For [tex]\(\cos(x) = \frac{\sqrt{3}}{2}\)[/tex]:
[tex]\[ x = \cos^{-1}\left(\frac{\sqrt{3}}{2}\right) \][/tex]
[tex]\[ x = 0.5235987755982989 \][/tex]
Since cosine is positive in the first and fourth quadrants, the other solution within [tex]\(0\)[/tex] to [tex]\(2\pi\)[/tex] interval is:
[tex]\[ x = 2\pi - 0.5235987755982989 \][/tex]
[tex]\[ x = 5.759586531581287 \][/tex]
For [tex]\(\cos(x) = -\frac{\sqrt{3}}{2}\)[/tex]:
[tex]\[ x = \cos^{-1}\left(-\frac{\sqrt{3}}{2}\right) \][/tex]
[tex]\[ x = 2.6179938779914944 \][/tex]
Since cosine is negative in the second and third quadrants, the other solution within [tex]\(0\)[/tex] to [tex]\(2\pi\)[/tex] interval is:
[tex]\[ x = 2\pi - 2.6179938779914944 \][/tex]

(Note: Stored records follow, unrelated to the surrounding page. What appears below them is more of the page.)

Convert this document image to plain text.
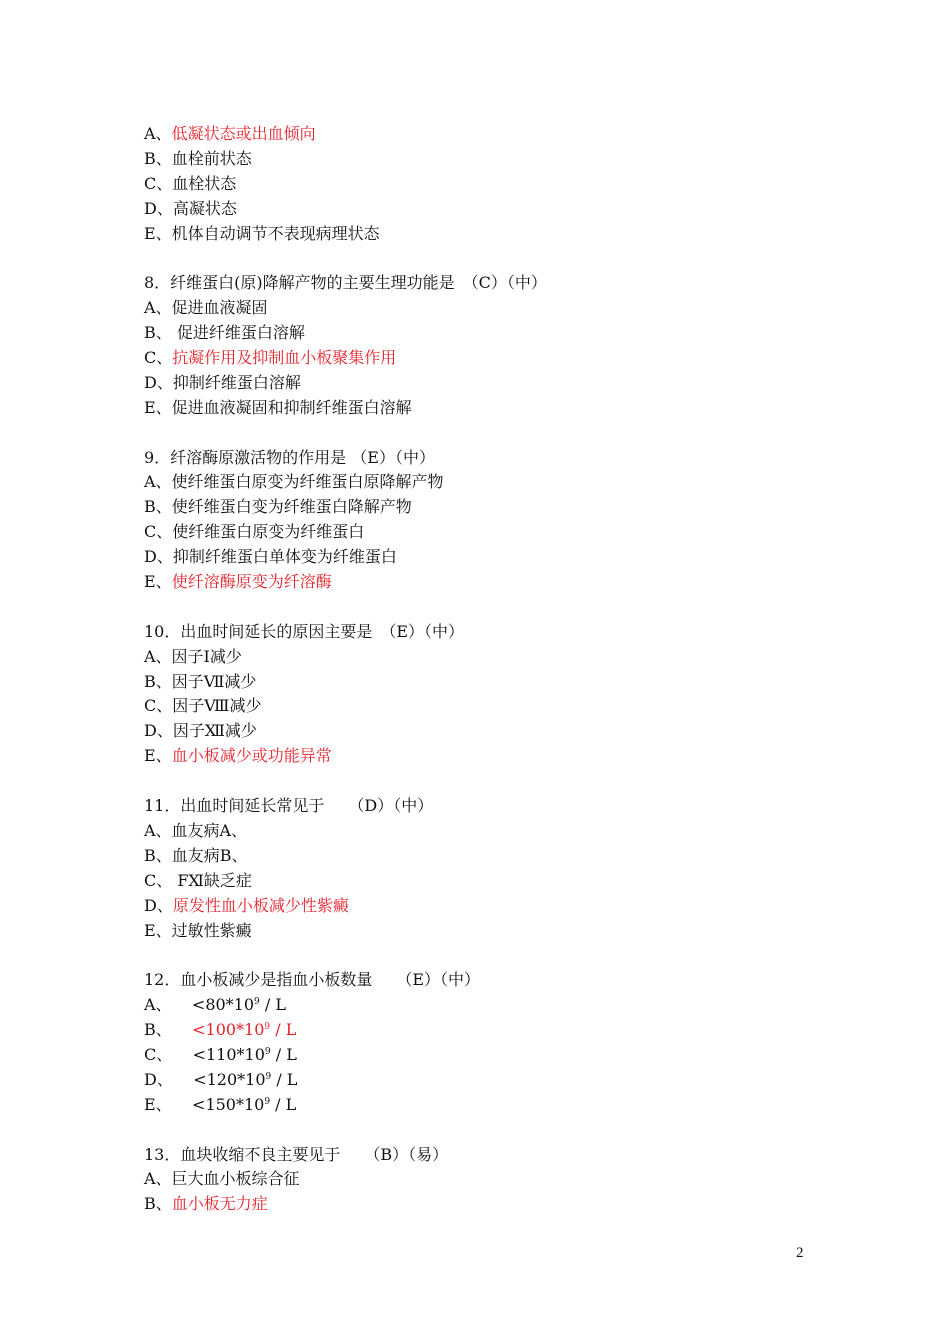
A、低凝状态或出血倾向
B、血栓前状态
C、血栓状态
D、高凝状态
E、机体自动调节不表现病理状态
8．纤维蛋白(原)降解产物的主要生理功能是　（C）（中）
A、促进血液凝固
B、 促进纤维蛋白溶解
C、抗凝作用及抑制血小板聚集作用
D、抑制纤维蛋白溶解
E、促进血液凝固和抑制纤维蛋白溶解
9．纤溶酶原激活物的作用是 （E）（中）
A、使纤维蛋白原变为纤维蛋白原降解产物
B、使纤维蛋白变为纤维蛋白降解产物
C、使纤维蛋白原变为纤维蛋白
D、抑制纤维蛋白单体变为纤维蛋白
E、使纤溶酶原变为纤溶酶
10．出血时间延长的原因主要是　（E）（中）
A、因子I减少
B、因子Ⅶ减少
C、因子Ⅷ减少
D、因子Ⅻ减少
E、血小板减少或功能异常
11．出血时间延长常见于　　（D）（中）
A、血友病A、
B、血友病B、
C、 FⅪ缺乏症
D、原发性血小板减少性紫癜
E、过敏性紫癜
12．血小板减少是指血小板数量　　（E）（中）
A、 $<80*10^9 / L$
B、 $<100*10^9 / L$
C、 $<110*10^9 / L$
D、 $<120*10^9 / L$
E、 $<150*10^9 / L$
13．血块收缩不良主要见于　　（B）（易）
A、巨大血小板综合征
B、血小板无力症
2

[tex]\[ x = 3.665191429188092 \][/tex]
Step 5: Write the general solutions considering the periodicity of the cosine function.
The cosine function has a period of [tex]\(2\pi\)[/tex], so we add multiples of [tex]\(2\pi\)[/tex] (denoted as [tex]\(2k\pi\)[/tex], where [tex]\(k\)[/tex] is any integer) to each solution:
Therefore, the general solutions are:
[tex]\[ x = 0.5235987755982989 + 2k\pi \][/tex]
[tex]\[ x = 5.759586531581287 + 2k\pi \][/tex]
[tex]\[ x = 2.6179938779914944 + 2k\pi \][/tex]
[tex]\[ x = 3.665191429188092 + 2k\pi \][/tex]
Where [tex]\(k \in \mathbb{Z}\)[/tex] (k is any integer).
Thus, the x-intercepts of the graph [tex]\(4\cos^2(x) = 3\)[/tex] are given by these general solutions.